The room itself was rather nondescript, four gray walls, a ceiling and a floor. Scattered about were bunches of shredded Sunday newspapers. Some large wires did protrude from the walls most likely carrying out the very essence of the Internet to all the world; connected to the wires was what could best be described as a large spinning hamster wheel. To our shock and amazement inside the spinning wheel was what looked like, even though it seemed impossible, a Neanderthal man.

“We call him Admiral Cave Man” said Director Steems haphazardly. “He doesn’t really have n official military rank but the boys in Cafeteria 28 started calling him that and it just kind of stuck. You see the Admiral here runs 24/7/365 except when he gets tired and then well that is when people loose their bandwidth and their connections all together. You’d be surprised how hearty these bastards are, you just give him some raw meat and make sure you sweep out from under him every couple of days and he just keeps going. It’s not an easy thing to do, powering the Internet, that’s why a Cave man does it.”

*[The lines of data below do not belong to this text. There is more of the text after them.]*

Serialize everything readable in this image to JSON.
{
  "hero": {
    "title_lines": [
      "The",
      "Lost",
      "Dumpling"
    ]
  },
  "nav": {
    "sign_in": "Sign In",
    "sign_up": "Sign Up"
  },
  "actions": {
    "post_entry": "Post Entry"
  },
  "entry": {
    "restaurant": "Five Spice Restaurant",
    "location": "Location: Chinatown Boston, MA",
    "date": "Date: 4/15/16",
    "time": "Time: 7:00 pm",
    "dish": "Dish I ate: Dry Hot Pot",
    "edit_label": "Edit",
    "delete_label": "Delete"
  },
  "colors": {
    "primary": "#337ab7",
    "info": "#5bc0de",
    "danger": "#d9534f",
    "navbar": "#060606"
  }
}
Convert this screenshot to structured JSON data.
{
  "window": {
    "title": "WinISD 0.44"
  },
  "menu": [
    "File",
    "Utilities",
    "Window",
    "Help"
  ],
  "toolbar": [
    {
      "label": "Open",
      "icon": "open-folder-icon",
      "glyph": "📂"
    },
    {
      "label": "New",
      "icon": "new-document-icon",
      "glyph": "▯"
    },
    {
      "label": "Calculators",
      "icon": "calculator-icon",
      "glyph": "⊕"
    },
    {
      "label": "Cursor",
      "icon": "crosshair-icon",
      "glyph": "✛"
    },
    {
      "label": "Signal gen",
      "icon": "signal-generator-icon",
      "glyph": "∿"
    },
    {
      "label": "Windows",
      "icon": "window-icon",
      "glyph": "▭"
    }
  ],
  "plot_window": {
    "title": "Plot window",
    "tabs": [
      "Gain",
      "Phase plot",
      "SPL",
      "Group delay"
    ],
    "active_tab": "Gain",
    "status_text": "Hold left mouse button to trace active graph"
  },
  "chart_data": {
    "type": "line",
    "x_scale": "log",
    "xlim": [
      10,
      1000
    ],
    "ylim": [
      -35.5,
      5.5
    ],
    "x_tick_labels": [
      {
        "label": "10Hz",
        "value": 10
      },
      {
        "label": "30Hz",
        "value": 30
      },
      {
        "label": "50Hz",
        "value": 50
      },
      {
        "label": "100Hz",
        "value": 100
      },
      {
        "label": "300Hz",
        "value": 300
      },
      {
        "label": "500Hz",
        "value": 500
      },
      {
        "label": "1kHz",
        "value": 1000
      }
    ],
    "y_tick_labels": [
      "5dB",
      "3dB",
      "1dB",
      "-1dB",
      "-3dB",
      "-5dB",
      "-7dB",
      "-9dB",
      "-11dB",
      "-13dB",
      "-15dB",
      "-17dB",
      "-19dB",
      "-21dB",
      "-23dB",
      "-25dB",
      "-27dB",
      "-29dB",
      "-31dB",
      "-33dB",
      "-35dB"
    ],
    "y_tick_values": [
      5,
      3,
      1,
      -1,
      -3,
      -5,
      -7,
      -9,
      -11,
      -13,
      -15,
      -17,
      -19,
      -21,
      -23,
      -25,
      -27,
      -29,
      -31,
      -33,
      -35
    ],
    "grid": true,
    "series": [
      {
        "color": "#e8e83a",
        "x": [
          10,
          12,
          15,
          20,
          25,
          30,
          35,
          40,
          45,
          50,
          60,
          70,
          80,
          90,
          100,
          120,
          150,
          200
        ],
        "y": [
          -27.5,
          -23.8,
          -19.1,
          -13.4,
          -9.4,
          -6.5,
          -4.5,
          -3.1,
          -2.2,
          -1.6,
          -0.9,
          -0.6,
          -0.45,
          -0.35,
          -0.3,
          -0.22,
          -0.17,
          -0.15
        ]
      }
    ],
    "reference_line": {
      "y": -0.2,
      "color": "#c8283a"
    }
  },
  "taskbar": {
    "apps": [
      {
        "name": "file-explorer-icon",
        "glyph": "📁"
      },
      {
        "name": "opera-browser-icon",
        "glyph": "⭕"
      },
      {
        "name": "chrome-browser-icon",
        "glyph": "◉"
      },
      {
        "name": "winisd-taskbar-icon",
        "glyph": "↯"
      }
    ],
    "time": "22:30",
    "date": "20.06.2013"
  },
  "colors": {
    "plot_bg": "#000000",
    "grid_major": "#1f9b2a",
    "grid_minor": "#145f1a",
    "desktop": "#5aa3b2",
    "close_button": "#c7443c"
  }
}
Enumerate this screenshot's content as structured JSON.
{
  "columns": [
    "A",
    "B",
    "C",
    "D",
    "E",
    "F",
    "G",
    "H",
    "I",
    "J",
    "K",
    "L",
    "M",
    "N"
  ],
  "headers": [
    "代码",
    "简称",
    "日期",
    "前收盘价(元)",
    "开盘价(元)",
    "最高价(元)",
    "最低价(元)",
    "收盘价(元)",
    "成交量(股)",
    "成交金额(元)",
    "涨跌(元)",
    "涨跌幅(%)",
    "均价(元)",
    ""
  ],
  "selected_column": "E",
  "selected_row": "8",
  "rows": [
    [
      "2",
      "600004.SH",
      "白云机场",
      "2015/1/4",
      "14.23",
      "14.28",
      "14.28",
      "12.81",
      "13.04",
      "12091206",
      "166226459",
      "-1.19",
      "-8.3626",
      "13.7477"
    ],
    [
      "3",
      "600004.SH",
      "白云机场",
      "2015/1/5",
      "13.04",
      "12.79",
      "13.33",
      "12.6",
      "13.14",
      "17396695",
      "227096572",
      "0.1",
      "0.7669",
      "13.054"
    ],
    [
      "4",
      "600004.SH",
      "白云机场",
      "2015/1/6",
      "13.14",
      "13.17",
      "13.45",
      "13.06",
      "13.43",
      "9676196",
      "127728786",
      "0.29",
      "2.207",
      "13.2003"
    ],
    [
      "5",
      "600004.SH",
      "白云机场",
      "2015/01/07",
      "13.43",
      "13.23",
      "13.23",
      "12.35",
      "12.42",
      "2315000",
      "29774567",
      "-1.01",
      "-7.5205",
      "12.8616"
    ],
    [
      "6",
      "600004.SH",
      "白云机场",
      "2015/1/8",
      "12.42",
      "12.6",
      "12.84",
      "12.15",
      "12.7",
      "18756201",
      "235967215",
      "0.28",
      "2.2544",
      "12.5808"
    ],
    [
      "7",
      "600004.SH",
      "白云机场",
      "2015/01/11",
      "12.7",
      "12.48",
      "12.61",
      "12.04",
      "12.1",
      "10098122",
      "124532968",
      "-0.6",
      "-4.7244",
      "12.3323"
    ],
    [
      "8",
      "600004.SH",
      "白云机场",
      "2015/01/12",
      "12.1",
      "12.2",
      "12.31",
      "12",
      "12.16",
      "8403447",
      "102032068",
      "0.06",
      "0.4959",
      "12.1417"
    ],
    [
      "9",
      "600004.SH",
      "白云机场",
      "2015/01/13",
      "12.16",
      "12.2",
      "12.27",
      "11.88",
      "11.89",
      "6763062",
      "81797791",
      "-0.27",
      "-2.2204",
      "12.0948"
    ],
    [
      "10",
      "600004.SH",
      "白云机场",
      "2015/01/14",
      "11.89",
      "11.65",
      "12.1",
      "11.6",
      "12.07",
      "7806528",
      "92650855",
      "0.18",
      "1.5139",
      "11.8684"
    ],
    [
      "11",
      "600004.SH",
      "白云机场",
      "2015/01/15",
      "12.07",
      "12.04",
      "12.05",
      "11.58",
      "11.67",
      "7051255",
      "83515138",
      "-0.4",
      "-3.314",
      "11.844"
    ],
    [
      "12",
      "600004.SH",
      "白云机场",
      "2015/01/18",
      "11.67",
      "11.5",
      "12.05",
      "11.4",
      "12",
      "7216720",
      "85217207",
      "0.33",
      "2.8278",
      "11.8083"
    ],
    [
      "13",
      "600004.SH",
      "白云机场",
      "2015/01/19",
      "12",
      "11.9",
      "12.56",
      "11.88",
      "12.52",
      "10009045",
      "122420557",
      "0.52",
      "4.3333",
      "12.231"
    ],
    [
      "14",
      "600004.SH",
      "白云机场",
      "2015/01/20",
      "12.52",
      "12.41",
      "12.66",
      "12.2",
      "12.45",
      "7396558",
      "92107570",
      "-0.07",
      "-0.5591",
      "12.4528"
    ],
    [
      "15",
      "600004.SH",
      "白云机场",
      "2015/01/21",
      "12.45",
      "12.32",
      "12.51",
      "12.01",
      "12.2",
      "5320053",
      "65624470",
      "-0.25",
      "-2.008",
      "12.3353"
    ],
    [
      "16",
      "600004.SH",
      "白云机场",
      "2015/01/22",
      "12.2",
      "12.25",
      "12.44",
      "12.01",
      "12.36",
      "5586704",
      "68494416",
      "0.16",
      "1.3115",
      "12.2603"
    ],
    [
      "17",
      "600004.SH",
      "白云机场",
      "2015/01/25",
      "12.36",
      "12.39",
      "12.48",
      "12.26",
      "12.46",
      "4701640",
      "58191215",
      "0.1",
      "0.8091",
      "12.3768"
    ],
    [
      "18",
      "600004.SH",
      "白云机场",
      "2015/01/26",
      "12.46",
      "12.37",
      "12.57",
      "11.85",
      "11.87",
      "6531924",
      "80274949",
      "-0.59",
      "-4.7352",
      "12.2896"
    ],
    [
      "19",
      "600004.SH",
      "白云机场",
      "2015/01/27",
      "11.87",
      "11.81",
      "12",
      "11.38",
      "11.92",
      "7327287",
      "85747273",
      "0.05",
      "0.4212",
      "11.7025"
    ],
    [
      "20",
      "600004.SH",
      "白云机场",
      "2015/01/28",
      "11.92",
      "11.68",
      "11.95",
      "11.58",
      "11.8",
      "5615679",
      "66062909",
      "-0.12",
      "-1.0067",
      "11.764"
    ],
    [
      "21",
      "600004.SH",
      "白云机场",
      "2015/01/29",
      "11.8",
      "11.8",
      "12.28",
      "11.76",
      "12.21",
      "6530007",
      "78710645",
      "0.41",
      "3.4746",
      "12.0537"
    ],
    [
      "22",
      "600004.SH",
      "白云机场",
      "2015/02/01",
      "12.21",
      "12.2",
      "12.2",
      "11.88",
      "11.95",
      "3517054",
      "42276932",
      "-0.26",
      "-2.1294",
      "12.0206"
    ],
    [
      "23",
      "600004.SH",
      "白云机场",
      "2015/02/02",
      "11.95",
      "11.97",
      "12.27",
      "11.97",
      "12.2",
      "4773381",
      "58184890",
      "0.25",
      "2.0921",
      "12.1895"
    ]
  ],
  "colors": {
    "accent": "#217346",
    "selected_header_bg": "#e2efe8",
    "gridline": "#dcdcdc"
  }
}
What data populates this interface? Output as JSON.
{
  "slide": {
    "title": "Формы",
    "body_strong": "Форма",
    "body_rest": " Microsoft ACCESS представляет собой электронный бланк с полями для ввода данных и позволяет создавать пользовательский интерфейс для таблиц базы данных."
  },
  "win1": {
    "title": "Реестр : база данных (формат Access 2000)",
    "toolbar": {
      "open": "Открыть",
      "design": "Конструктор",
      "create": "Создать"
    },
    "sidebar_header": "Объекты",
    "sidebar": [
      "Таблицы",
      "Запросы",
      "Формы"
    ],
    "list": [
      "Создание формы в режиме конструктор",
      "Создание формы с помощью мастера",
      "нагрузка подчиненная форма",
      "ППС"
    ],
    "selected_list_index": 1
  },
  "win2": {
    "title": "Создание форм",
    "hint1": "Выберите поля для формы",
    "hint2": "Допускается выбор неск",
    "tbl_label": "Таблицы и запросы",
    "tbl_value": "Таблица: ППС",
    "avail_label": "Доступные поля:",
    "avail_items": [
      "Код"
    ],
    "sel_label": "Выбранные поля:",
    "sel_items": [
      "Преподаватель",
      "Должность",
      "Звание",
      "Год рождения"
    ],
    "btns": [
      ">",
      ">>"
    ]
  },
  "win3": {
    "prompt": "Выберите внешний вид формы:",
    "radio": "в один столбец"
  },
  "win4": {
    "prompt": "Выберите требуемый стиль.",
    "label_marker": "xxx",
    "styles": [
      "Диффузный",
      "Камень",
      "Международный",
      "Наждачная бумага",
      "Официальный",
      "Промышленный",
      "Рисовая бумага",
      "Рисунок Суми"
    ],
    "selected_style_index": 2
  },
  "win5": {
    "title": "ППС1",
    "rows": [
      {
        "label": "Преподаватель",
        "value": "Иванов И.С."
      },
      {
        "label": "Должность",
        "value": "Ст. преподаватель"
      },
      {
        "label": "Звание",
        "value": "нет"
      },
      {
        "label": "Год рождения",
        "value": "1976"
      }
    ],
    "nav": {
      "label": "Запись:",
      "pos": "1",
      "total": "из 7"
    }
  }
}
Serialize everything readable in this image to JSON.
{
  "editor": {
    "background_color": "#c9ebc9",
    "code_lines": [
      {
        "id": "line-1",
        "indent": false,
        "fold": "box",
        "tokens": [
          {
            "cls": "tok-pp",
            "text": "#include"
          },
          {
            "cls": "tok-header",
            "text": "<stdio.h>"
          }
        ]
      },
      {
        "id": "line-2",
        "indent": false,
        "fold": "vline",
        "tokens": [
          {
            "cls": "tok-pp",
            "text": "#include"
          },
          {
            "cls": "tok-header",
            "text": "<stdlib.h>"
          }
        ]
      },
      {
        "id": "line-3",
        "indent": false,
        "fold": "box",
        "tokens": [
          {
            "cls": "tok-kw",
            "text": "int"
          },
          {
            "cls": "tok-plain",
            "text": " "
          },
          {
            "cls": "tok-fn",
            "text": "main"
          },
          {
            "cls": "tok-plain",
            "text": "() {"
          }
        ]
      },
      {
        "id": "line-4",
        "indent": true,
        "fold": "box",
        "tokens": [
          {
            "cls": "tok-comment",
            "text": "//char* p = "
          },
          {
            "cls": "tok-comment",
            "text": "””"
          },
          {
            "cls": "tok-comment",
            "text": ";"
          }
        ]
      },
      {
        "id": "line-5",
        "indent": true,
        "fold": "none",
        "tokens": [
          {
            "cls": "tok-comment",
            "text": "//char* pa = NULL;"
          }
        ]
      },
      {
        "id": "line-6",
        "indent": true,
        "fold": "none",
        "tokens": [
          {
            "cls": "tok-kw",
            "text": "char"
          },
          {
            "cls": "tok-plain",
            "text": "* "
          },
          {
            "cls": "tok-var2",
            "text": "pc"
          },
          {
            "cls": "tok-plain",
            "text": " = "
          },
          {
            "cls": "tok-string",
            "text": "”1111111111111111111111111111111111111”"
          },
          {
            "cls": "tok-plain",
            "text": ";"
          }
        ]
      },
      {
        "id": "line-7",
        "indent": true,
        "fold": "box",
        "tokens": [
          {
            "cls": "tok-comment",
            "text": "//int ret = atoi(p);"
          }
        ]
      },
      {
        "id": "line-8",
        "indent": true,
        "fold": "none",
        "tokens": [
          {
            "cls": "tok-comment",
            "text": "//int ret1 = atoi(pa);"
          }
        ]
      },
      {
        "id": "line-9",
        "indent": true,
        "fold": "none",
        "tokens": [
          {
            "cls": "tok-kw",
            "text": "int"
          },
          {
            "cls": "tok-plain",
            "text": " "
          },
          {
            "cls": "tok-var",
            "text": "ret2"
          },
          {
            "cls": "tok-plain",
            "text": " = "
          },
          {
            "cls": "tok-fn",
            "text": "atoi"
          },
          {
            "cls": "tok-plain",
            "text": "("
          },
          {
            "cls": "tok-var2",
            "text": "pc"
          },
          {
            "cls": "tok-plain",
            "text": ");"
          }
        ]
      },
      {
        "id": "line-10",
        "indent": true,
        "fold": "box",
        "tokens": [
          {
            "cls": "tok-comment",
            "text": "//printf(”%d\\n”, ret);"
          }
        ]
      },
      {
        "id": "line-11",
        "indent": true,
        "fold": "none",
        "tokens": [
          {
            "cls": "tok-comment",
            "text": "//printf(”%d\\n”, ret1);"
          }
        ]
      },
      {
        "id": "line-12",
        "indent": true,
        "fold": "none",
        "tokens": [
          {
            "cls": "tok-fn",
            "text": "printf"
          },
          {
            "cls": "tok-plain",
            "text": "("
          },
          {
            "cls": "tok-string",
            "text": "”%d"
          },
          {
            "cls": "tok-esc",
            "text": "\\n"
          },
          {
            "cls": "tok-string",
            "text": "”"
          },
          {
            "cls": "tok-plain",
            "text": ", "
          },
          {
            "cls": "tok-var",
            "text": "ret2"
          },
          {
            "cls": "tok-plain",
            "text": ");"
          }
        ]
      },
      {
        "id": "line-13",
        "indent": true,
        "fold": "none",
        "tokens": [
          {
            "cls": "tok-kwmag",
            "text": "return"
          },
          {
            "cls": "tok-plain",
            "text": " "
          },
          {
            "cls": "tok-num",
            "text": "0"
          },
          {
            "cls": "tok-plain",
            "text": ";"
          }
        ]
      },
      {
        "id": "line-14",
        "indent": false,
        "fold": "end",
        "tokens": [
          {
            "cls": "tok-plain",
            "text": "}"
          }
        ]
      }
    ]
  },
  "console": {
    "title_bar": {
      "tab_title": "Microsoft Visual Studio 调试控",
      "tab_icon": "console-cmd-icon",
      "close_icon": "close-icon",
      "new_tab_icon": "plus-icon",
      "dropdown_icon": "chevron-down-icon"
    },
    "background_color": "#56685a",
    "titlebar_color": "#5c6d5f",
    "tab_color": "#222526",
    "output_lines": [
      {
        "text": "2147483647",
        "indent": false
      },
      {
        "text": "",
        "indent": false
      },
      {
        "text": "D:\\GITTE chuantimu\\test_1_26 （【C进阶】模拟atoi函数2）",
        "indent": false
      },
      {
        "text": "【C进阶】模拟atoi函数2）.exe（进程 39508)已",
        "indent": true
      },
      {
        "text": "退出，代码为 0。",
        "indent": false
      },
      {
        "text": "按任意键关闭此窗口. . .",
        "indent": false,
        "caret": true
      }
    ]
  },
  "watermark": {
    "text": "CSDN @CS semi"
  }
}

Admiral Cave Man seemed generally happy and made no real attempt to escape his confines; he occasionally grunted but that was about it. Satisfied with the show Director Steems walked us back out towards the world considered boring on the outside. “You probably have a lot of questions; let me make it easy for you. We just kind of found him, no, yes, yes, occasionally on Tuesdays, only on the weekends, Cheers before Woody joined the cast, no, no, clearly no, yes, ask again later, and absolutely yes. Now you can take those answers and rearrange them in anyway you see fit and that is all I am saying. One last thing before you go, repeat none of this to anyone; just because you’re my wife’s second cousin’s nephew doesn’t mean we won’t hunt you down if you leak this to anyone. Anyway it has been swell see you at Thanksgiving next year,” said Director Steems before slinking back into the old abandoned missile silo carved into the side of a black craggy mountain.

 

An artists rendition of a photo taken of Admiral Cave Man, Heart of the Internet

An artist's rendition of a photo taken of Admiral Cave Man, Heart of the Internet.